# Analysis of Variance (ANOVA)

Menu location: Analysis_Analysis of Variance

Related:

Basics

ANOVA is a set of statistical methods used mainly to compare the means of two or more samples. Estimates of variance are the key intermediate statistics calculated, hence the reference to variance in the title ANOVA. The different types of ANOVA reflect the different experimental designs and situations for which they have been developed.

Excellent accounts of ANOVA are given by Armitage & Berry (1994) and Kleinbaum et. al (1998). Nonparametric alternatives to ANOVA are discussed by Conover (1999) and Hollander and Wolfe (1999).

ANOVA and regression

ANOVA can be treated as a special case of general linear regression where independent/predicator variables are the nominal categories or factors. Each value that can be taken by a factor is referred to as a level. k different levels (e.g. three different types of diet in a study of diet on weight gain) are coded not as a single column (e.g. of diet 1 to 3) but as k-1 dummy variables. The dependent/outcome variable in the regression consists of the study observations.

General linear regression can be used in this way to build more complex ANOVA models than those described in this section; this is best done under expert statistical guidance.

Fixed vs. random effects

A fixed factor has only the levels used in the analysis (e.g. sex, age, blood group). A random factor has many possible levels and some are used in the analysis (e.g. time periods, subjects, observers). Some factors that are usually treated as fixed may also be treated as random if the study is looking at them as part of a larger group (e.g. treatments, locations, tests).

Most general statistical texts arrange data for ANOVA into tables where columns represent fixed factors and the one and two way analyses described are fixed factor methods.

Multiple comparisons

ANOVA gives an overall test for the difference between the means of k groups. StatsDirect enables you to compare all k(k-1)/2 possible pairs of means using methods that are designed to avoid the type I error that would be seen if you used two sample methods such as t test for these comparisons.
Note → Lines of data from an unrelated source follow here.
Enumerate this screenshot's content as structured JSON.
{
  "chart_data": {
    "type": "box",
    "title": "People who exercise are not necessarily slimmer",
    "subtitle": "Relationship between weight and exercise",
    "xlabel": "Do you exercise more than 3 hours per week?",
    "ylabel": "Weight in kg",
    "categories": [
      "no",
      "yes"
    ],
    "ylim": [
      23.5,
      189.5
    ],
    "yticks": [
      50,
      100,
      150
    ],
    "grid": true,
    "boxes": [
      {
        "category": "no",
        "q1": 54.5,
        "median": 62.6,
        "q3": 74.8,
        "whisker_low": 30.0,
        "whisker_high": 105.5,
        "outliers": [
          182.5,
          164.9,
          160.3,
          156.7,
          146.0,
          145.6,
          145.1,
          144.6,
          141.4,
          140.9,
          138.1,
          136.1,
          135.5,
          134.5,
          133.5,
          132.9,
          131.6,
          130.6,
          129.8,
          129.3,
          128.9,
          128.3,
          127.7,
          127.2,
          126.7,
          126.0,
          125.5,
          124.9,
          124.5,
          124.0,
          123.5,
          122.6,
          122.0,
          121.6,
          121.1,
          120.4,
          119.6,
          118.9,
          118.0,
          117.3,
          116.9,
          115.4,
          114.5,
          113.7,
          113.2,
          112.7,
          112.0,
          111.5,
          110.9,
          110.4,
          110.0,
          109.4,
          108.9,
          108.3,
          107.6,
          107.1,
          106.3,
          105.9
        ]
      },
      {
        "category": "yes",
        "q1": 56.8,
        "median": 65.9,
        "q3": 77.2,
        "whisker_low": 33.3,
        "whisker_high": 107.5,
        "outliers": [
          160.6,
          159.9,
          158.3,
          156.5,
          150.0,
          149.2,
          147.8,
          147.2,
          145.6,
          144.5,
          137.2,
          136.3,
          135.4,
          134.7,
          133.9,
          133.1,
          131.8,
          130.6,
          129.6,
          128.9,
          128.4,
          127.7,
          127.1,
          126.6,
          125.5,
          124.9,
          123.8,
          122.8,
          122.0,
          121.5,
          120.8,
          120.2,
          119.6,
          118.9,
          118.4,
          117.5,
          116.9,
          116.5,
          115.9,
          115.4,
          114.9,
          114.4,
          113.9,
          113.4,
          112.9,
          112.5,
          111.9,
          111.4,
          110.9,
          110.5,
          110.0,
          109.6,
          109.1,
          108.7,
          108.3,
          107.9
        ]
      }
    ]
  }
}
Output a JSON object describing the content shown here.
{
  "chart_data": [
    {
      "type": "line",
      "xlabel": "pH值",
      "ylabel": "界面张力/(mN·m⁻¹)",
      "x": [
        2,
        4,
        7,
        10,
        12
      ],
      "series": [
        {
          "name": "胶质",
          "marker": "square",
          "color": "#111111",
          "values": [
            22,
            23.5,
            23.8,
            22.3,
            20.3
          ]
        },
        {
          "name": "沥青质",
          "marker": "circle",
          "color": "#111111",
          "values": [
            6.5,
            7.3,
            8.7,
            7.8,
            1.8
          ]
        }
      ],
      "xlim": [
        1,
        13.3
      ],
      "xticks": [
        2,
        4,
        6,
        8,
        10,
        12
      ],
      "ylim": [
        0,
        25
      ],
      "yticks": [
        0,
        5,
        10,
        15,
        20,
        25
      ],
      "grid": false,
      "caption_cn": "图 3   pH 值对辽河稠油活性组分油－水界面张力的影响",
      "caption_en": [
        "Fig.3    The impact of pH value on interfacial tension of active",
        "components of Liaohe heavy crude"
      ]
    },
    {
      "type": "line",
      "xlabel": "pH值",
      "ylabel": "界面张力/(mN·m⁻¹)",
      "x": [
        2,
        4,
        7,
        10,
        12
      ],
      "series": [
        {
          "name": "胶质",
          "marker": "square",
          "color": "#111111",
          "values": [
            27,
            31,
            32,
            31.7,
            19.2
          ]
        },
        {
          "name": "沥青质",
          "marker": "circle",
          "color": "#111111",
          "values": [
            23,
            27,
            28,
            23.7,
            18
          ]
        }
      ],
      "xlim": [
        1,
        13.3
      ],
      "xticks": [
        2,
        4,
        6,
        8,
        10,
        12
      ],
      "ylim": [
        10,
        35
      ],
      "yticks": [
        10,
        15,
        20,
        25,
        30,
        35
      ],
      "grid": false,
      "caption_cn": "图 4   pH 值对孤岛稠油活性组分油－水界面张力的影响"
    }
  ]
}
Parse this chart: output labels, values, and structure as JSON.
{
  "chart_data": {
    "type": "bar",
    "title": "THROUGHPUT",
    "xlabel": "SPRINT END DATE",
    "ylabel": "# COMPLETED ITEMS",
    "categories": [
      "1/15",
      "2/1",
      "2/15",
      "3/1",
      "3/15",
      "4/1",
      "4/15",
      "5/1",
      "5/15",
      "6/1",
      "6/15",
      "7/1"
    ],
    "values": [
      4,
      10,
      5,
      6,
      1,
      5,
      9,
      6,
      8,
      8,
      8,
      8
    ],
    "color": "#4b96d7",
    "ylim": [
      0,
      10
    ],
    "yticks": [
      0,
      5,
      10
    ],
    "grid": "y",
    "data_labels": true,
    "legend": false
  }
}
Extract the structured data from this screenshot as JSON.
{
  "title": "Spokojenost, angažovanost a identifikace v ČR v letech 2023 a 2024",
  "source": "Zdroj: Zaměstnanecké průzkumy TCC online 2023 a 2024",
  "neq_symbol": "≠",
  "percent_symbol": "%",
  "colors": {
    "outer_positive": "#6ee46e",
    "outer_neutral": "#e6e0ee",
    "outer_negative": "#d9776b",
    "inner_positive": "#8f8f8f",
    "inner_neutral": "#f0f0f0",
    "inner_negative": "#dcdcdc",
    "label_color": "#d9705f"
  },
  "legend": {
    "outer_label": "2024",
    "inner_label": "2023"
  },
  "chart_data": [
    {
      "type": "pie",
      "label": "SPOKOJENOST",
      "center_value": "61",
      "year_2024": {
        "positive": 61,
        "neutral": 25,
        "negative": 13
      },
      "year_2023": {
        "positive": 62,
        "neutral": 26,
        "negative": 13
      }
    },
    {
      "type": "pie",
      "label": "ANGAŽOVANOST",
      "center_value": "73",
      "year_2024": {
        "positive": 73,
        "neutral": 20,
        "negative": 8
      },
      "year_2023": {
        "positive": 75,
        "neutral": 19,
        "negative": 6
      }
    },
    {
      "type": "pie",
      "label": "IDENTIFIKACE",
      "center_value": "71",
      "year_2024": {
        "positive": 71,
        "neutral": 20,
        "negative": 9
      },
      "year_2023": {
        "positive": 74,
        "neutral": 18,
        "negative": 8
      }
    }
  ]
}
The multiple comparison/contrast methods offered by StatsDirect are Tukey(-Kramer), Scheffé, Newman-Keuls, Dunnett and Bonferroni (Armitage and Berry, 1994; Wallenstein, 1980; Liddell, 1983; Miller, 1981; Hsu, 1996; Kleinbaum et al., 1998). See multiple comparisons for more information.

Further methods

There are many possible ANOVA designs. StatsDirect covers the common designs in its ANOVA section and provides general tools (see general linear regression and dummy variables) for building more complex designs.

Other software such as SAS and Genstat provide further specific ANOVA designs. For example, balanced incomplete block design:

- with complete missing blocks you should consider a balanced incomplete block design provided the number of missing blocks does not exceed the number of treatments.

 Treatments 1 2 3 4 Blocks: A x x x B x x x C x x x D x x x

Complex ANOVA should not be attempted without expert statistical guidance. Beware situations where over complex analysis is used in order to compensate for poor experimental design. There is no substitute for good experimental design.